Pages

Tuesday, July 16, 2019

Meno: The Paradox of Inquiry

Socrates and Meno are discussing what virtue is and whether it can be taught in Plato’s dialogue Meno. This dialogue offers a good impression of the Socratic dialectical style. In it Socrates rephrases something that Meno has said in the form of a paradox. Here’s an excerpt:
MENO: How will you look for it, Socrates, when you do not know at all what it is? How will you aim to search for something you do not know at all? If you should meet with it, how will you know that this is the thing that you did not know? 
SOCRATES: I know what you want to say, Meno. Do you realize what a debater’s argument you are bringing up, that a man cannot search either for what he knows or for what he does not know?

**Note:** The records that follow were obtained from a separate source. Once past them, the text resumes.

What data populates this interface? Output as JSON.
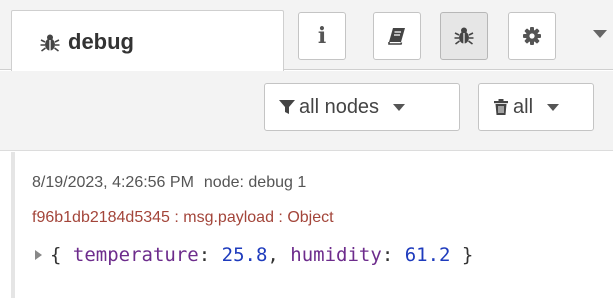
{
  "sidebar_tabs": {
    "active_tab": {
      "icon": "bug-icon",
      "label": "debug"
    },
    "tab_buttons": [
      {
        "icon": "info-icon",
        "label": "i"
      },
      {
        "icon": "book-icon"
      },
      {
        "icon": "bug-icon",
        "selected": true
      },
      {
        "icon": "gear-icon"
      }
    ],
    "menu_icon": "chevron-down-icon"
  },
  "toolbar": {
    "filter_label": "all nodes",
    "filter_icon": "filter-icon",
    "clear_label": "all",
    "clear_icon": "trash-icon"
  },
  "messages": [
    {
      "timestamp": "8/19/2023, 4:26:56 PM",
      "node": "node: debug 1",
      "topic": "f96b1db2184d5345 : msg.payload : Object",
      "payload": {
        "open": "{",
        "k1": "temperature",
        "sep1": ": ",
        "v1": "25.8",
        "comma": ", ",
        "k2": "humidity",
        "sep2": ": ",
        "v2": "61.2",
        "close": " }"
      }
    }
  ],
  "colors": {
    "topic": "#a3453a",
    "payload_key": "#6d2c8c",
    "payload_number": "#1e3bbd",
    "panel_bg": "#f3f3f3"
  }
}
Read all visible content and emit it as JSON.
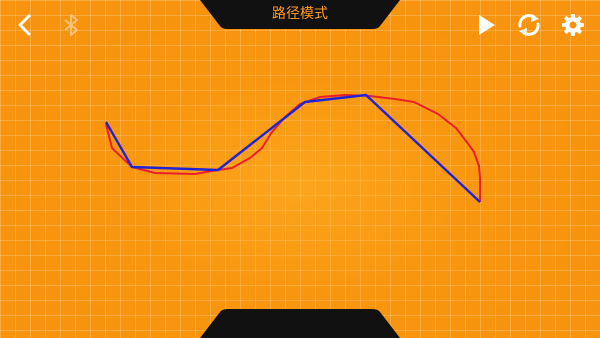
{
  "header": {
    "title": "路径模式"
  },
  "icons": {
    "back": "chevron-left-icon",
    "bluetooth": "bluetooth-icon",
    "play": "play-icon",
    "reset": "refresh-icon",
    "settings": "gear-icon"
  },
  "colors": {
    "background": "#f7930e",
    "grid": "rgba(255,255,255,0.22)",
    "tab": "#111111",
    "title_text": "#ff9a1e",
    "drawn_path": "#e8202a",
    "fitted_path": "#2323d6",
    "icon_active": "#ffffff",
    "icon_inactive": "#f9c27a"
  },
  "bluetooth_connected": false
}
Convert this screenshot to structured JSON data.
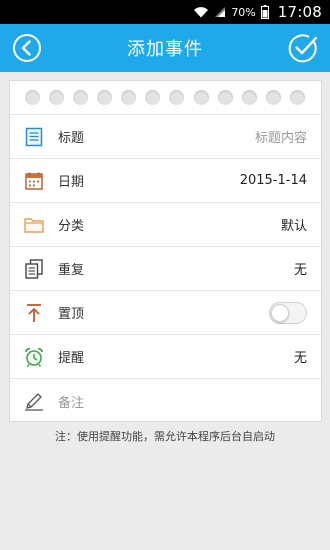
{
  "status_bar": {
    "battery": "70%",
    "time": "17:08",
    "icons": [
      "wifi-icon",
      "signal-icon",
      "battery-icon"
    ]
  },
  "header": {
    "title": "添加事件",
    "back_icon": "back-arrow-icon",
    "confirm_icon": "check-circle-icon",
    "background": "#1fa8ea"
  },
  "form": {
    "rows": [
      {
        "icon": "document-icon",
        "label": "标题",
        "value": "标题内容"
      },
      {
        "icon": "calendar-icon",
        "label": "日期",
        "value": "2015-1-14"
      },
      {
        "icon": "folder-icon",
        "label": "分类",
        "value": "默认"
      },
      {
        "icon": "copy-icon",
        "label": "重复",
        "value": "无"
      },
      {
        "icon": "pin-top-icon",
        "label": "置顶",
        "toggle": false
      },
      {
        "icon": "alarm-clock-icon",
        "label": "提醒",
        "value": "无"
      },
      {
        "icon": "pencil-icon",
        "label": "备注"
      }
    ]
  },
  "footnote": "注：使用提醒功能，需允许本程序后台自启动"
}
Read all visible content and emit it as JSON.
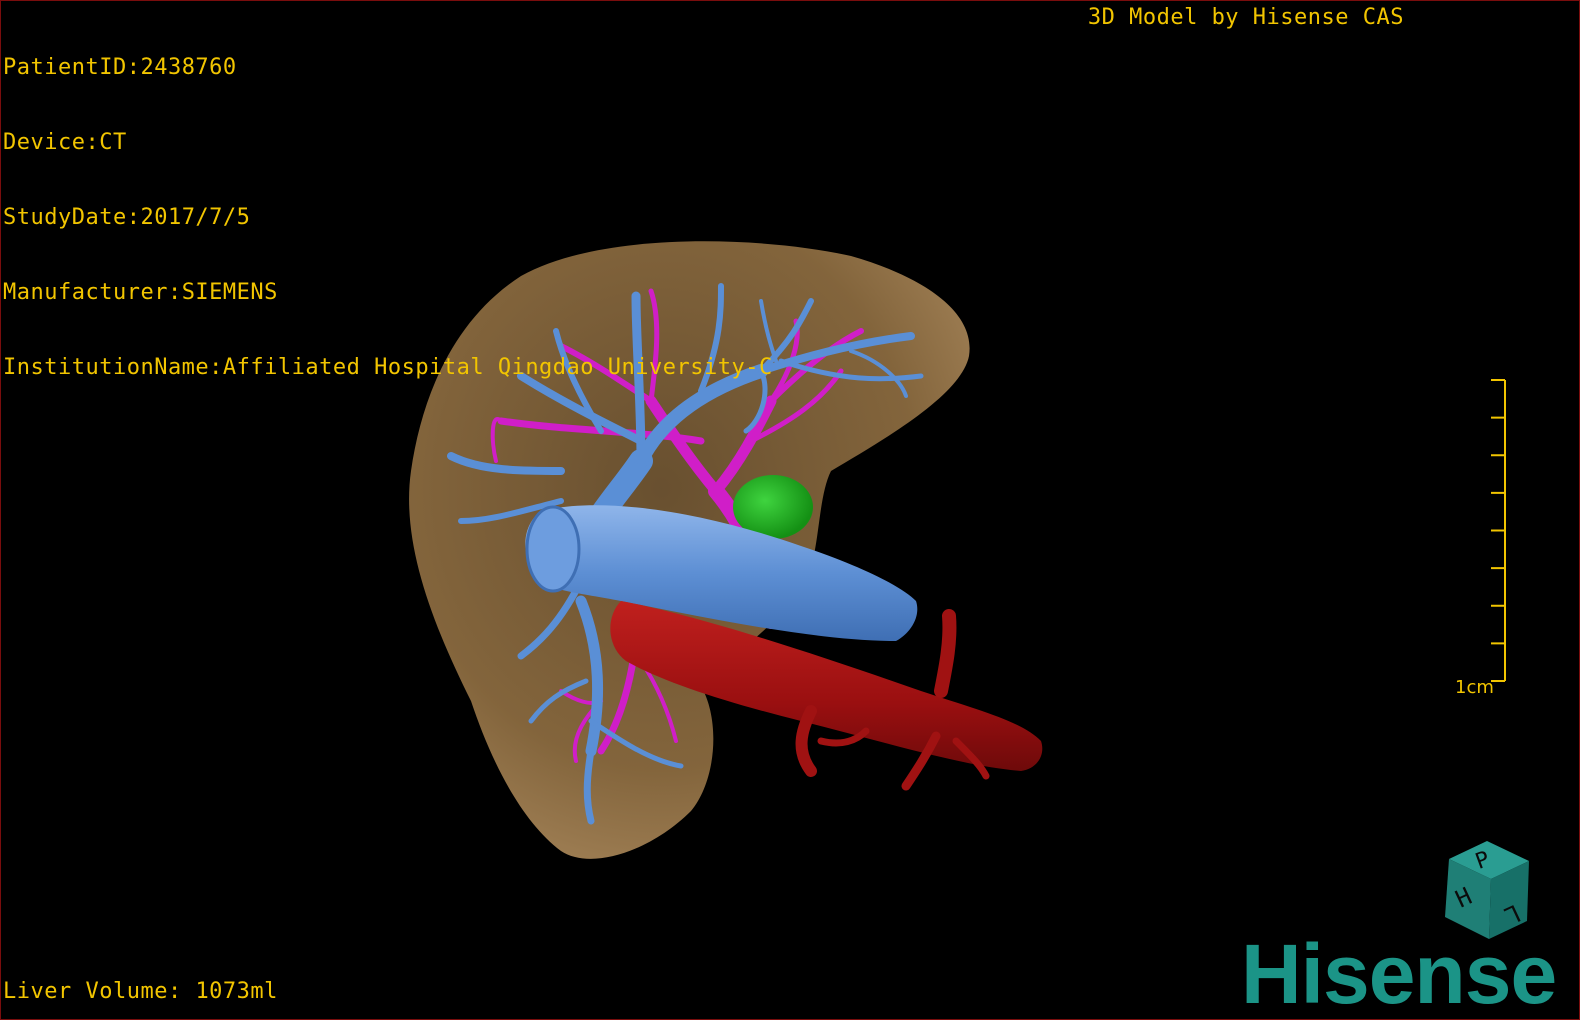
{
  "header": {
    "patient_id_label": "PatientID:",
    "patient_id": "2438760",
    "device_label": "Device:",
    "device": "CT",
    "study_date_label": "StudyDate:",
    "study_date": "2017/7/5",
    "manufacturer_label": "Manufacturer:",
    "manufacturer": "SIEMENS",
    "institution_label": "InstitutionName:",
    "institution": "Affiliated Hospital Qingdao University-C",
    "brand_text": "3D Model by Hisense CAS"
  },
  "footer": {
    "volume_label": "Liver Volume: ",
    "volume_value": "1073ml"
  },
  "scale_bar": {
    "label": "1cm",
    "ticks": 9
  },
  "orientation_cube": {
    "faces": [
      "P",
      "H",
      "L"
    ]
  },
  "logo": {
    "text": "Hisense"
  },
  "colors": {
    "overlay_text": "#f2c500",
    "liver": "#8a6a3f",
    "portal_vein": "#5a8fd6",
    "hepatic_artery": "#d01ec8",
    "inferior_vena_cava": "#c43d3d",
    "lesion": "#1db81d",
    "logo": "#1b9487",
    "border": "#7a0d0d"
  },
  "model_structures": [
    "liver",
    "portal-vein",
    "hepatic-artery",
    "vena-cava",
    "lesion"
  ]
}
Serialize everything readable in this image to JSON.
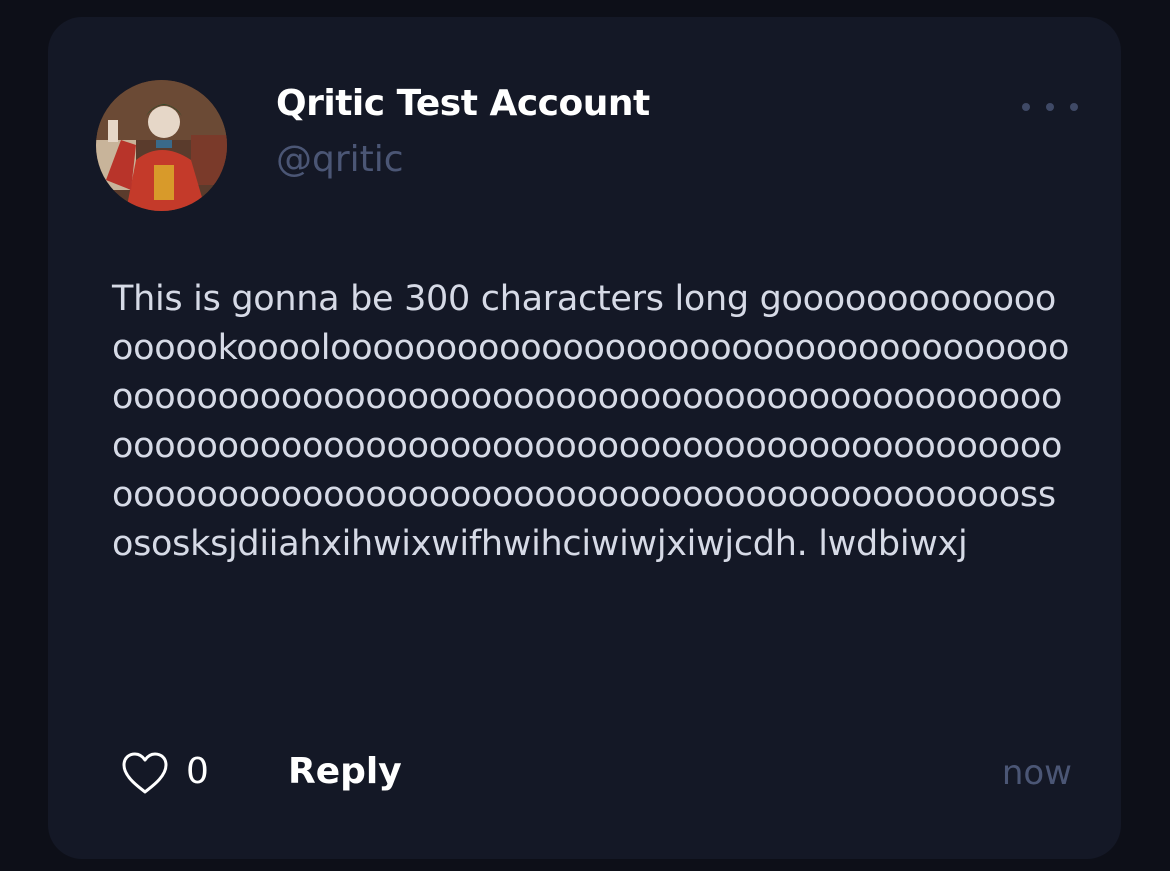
{
  "post": {
    "display_name": "Qritic Test Account",
    "handle": "@qritic",
    "text": "This is gonna be 300 characters long gooooooooooooooooookooooloooooooooooooooooooooooooooooooooooooooooooooooooooooooooooooooooooooooooooooooooooooooooooooooooooooooooooooooooooooooooooooooooooooooooooooooooooooooooooooooooooooooossososksjdiiahxihwixwifhwihciwiwjxiwjcdh. lwdbiwxj",
    "likes": "0",
    "reply_label": "Reply",
    "timestamp": "now"
  },
  "icons": {
    "avatar": "profile-photo",
    "more": "more-horizontal-icon",
    "like": "heart-outline-icon"
  },
  "colors": {
    "background": "#0d0f18",
    "card": "#141826",
    "muted": "#4b5675",
    "text": "#d6dae6"
  }
}
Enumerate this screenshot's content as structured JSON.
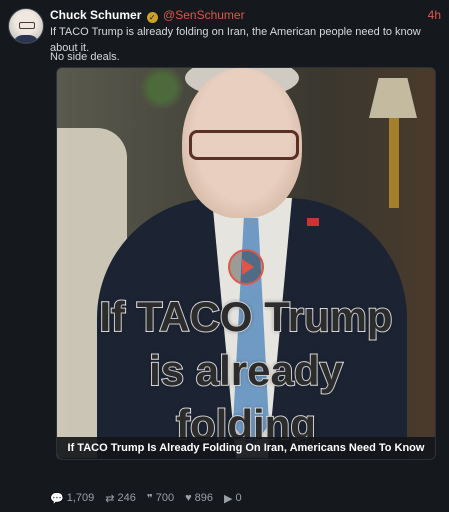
{
  "post": {
    "author_name": "Chuck Schumer",
    "handle": "@SenSchumer",
    "time": "4h",
    "text_line1": "If TACO Trump is already folding on Iran, the American people need to know about it.",
    "text_line2": "No side deals.",
    "media": {
      "caption_line1": "If TACO Trump",
      "caption_line2": "is already",
      "caption_line3": "folding",
      "title": "If TACO Trump Is Already Folding On Iran, Americans Need To Know"
    },
    "stats": {
      "replies": "1,709",
      "reposts": "246",
      "quotes": "700",
      "likes": "896",
      "views": "0"
    }
  },
  "colors": {
    "accent": "#e0554a",
    "background": "#15181d"
  },
  "icons": [
    "verified-icon",
    "play-icon",
    "reply-icon",
    "repost-icon",
    "quote-icon",
    "like-icon",
    "views-icon"
  ]
}
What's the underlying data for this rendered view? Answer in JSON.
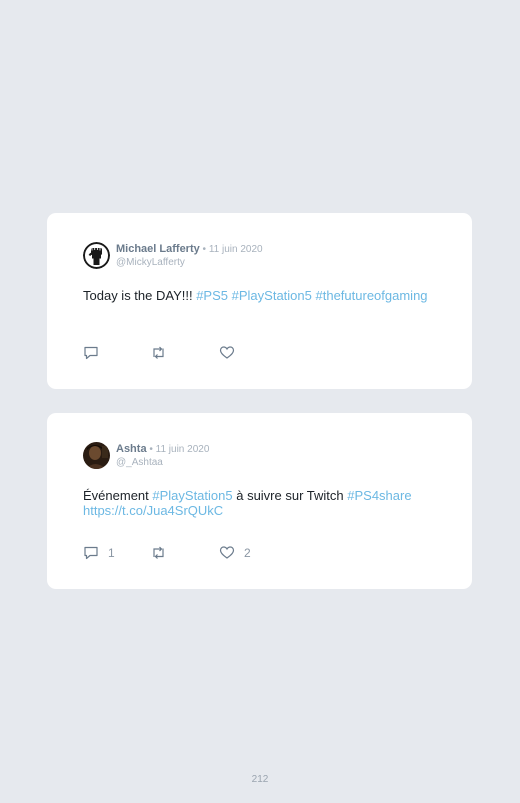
{
  "tweets": [
    {
      "author_name": "Michael Lafferty",
      "separator": " • ",
      "date": "11 juin 2020",
      "handle": "@MickyLafferty",
      "text_parts": [
        {
          "text": "Today is the DAY!!! "
        },
        {
          "text": "#PS5",
          "tag": true
        },
        {
          "text": " "
        },
        {
          "text": "#PlayStation5",
          "tag": true
        },
        {
          "text": " "
        },
        {
          "text": "#thefutureofgaming",
          "tag": true
        }
      ],
      "reply_count": "",
      "retweet_count": "",
      "like_count": ""
    },
    {
      "author_name": "Ashta",
      "separator": " • ",
      "date": "11 juin 2020",
      "handle": "@_Ashtaa",
      "text_parts": [
        {
          "text": "Événement "
        },
        {
          "text": "#PlayStation5",
          "tag": true
        },
        {
          "text": " à suivre sur Twitch "
        },
        {
          "text": "#PS4share",
          "tag": true
        },
        {
          "text": " "
        },
        {
          "text": "https://t.co/Jua4SrQUkC",
          "tag": true
        }
      ],
      "reply_count": "1",
      "retweet_count": "",
      "like_count": "2"
    }
  ],
  "icons": {
    "reply": "reply-icon",
    "retweet": "retweet-icon",
    "like": "heart-icon",
    "avatar_1": "raised-fist-avatar",
    "avatar_2": "person-photo-avatar"
  },
  "colors": {
    "background": "#e6e9ee",
    "card": "#ffffff",
    "hashtag": "#6cb8e3",
    "name": "#6b7b8c",
    "muted": "#a8b2bd",
    "text": "#1c2228"
  },
  "page_number": "212"
}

He cannot search for what he knows—since he knows it, there is no need to search—nor for what he does not know, for he does not know what to look for. 
(Plato: Complete Works; Edited by John M. Cooper and D. S. Hutchinson; “Meno,” translated by G.M.A. Grube; Page 880)
If you know what you are looking for, there is no need for an inquiry; if you don't know what you are looking for, then an inquiry is impossible—this is essentially a sophistical argument; it is possible for someone to know the question and not have an answer. But Socrates takes the argument seriously and goes on to propose his famous doctrine of recollection.